Designers across the board seem to be divided about the emerging style vocabulary post pandemic.(Photo: iStock)
With fashion industry hit harshly by the pandemic, everyone’s speculating the Covid-19 aftermath. Will fashion embrace austere minimalism or succumb to emotional exuberance? The aftermath of the Spanish flu (1918-1919) ushered in the roaring ’20s which became the metaphor for a decadent and free-spirited attitude. After World War II, Christian Dior shook couture out of its slumber by introducing the full-skirted New Look in 1947. Will history repeat itself or will we see the emergence of a new aesthetic? Designers across the board seem to be divided about the emerging style vocabulary post pandemic.
Designer Anamika Khanna opines that she would perhaps not put excess and exuberance in the same sentence. “Exuberance will be a huge part of fashion in any form, sometimes in minimalism and sometimes the opposite.

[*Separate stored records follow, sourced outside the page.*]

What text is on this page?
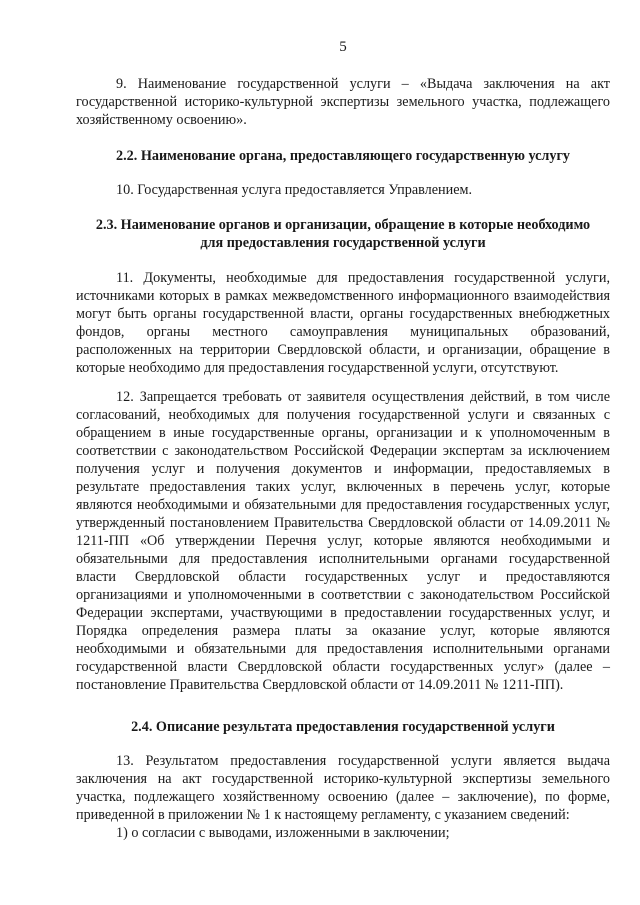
5

9. Наименование государственной услуги – «Выдача заключения на акт государственной историко-культурной экспертизы земельного участка, подлежащего хозяйственному освоению».

2.2. Наименование органа, предоставляющего государственную услугу

10. Государственная услуга предоставляется Управлением.

2.3. Наименование органов и организации, обращение в которые необходимо для предоставления государственной услуги

11. Документы, необходимые для предоставления государственной услуги, источниками которых в рамках межведомственного информационного взаимодействия могут быть органы государственной власти, органы государственных внебюджетных фондов, органы местного самоуправления муниципальных образований, расположенных на территории Свердловской области, и организации, обращение в которые необходимо для предоставления государственной услуги, отсутствуют.

12. Запрещается требовать от заявителя осуществления действий, в том числе согласований, необходимых для получения государственной услуги и связанных с обращением в иные государственные органы, организации и к уполномоченным в соответствии с законодательством Российской Федерации экспертам за исключением получения услуг и получения документов и информации, предоставляемых в результате предоставления таких услуг, включенных в перечень услуг, которые являются необходимыми и обязательными для предоставления государственных услуг, утвержденный постановлением Правительства Свердловской области от 14.09.2011 № 1211-ПП «Об утверждении Перечня услуг, которые являются необходимыми и обязательными для предоставления исполнительными органами государственной власти Свердловской области государственных услуг и предоставляются организациями и уполномоченными в соответствии с законодательством Российской Федерации экспертами, участвующими в предоставлении государственных услуг, и Порядка определения размера платы за оказание услуг, которые являются необходимыми и обязательными для предоставления исполнительными органами государственной власти Свердловской области государственных услуг» (далее – постановление Правительства Свердловской области от 14.09.2011 № 1211-ПП).

2.4. Описание результата предоставления государственной услуги

13. Результатом предоставления государственной услуги является выдача заключения на акт государственной историко-культурной экспертизы земельного участка, подлежащего хозяйственному освоению (далее – заключение), по форме, приведенной в приложении № 1 к настоящему регламенту, с указанием сведений:

1) о согласии с выводами, изложенными в заключении;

The common denominator would be a consciousness, even in extravagance. A consciousness of investing into rather than whimsical buying and a consciousness on the origin and quality,” says Anamika. She observes that there will be a need to feel beautiful, the ’20s are seeping in and in the Indian context, perhaps in bits. “But for sure, the spirit of the ’20s will be back,” she adds.
Designer Anamika Khanna opines that she would perhaps not put excess and exuberance in the same sentence
On the other hand, designer Tarun Tahiliani is of the opinion that the excess associated with the flapper era won’t make a comeback and that is the whole point of this period. “This is a moment given to us to introspect those exact consumption habits. The world is in a different place and man has understood he is not invincible!. The world will no longer be the same, at least for the coming future and people, too, have realised the value of consuming quality over quantity. We are realising the strength in what is homegrown, locally accessible and the difference between what is sustainable. I hope people truly utilise this time to go inward and make a change on a fundamental level,” says Tarun.
Designer Tarun Tahiliani is of the opinion that the excess associated with the flapper era won’t make a comeback and that is the whole point of this period ( File Photo: Sarang Gupta )
Designer Nikhil Thampi seconds that. “The ’20s was all about celebration, one to have survived the pandemic and secondly the world came out much evolved and the economy then supported the exuberant lifestyle. When it comes to India, I seriously doubt the exuberance coming back. People are going to be more alert and less emotional when it comes to buying luxury products.”
“There will be a major shift in paradigm and in attitude. The economy is going to take a long time to stabilise affecting the lifestyle of many. I do see the return of sensible shopping, people now on will gravitate towards more classic and investment clothing pieces as compared to trend based fashion, which will last time a long time and is versatile in its approach,” says Nikhil.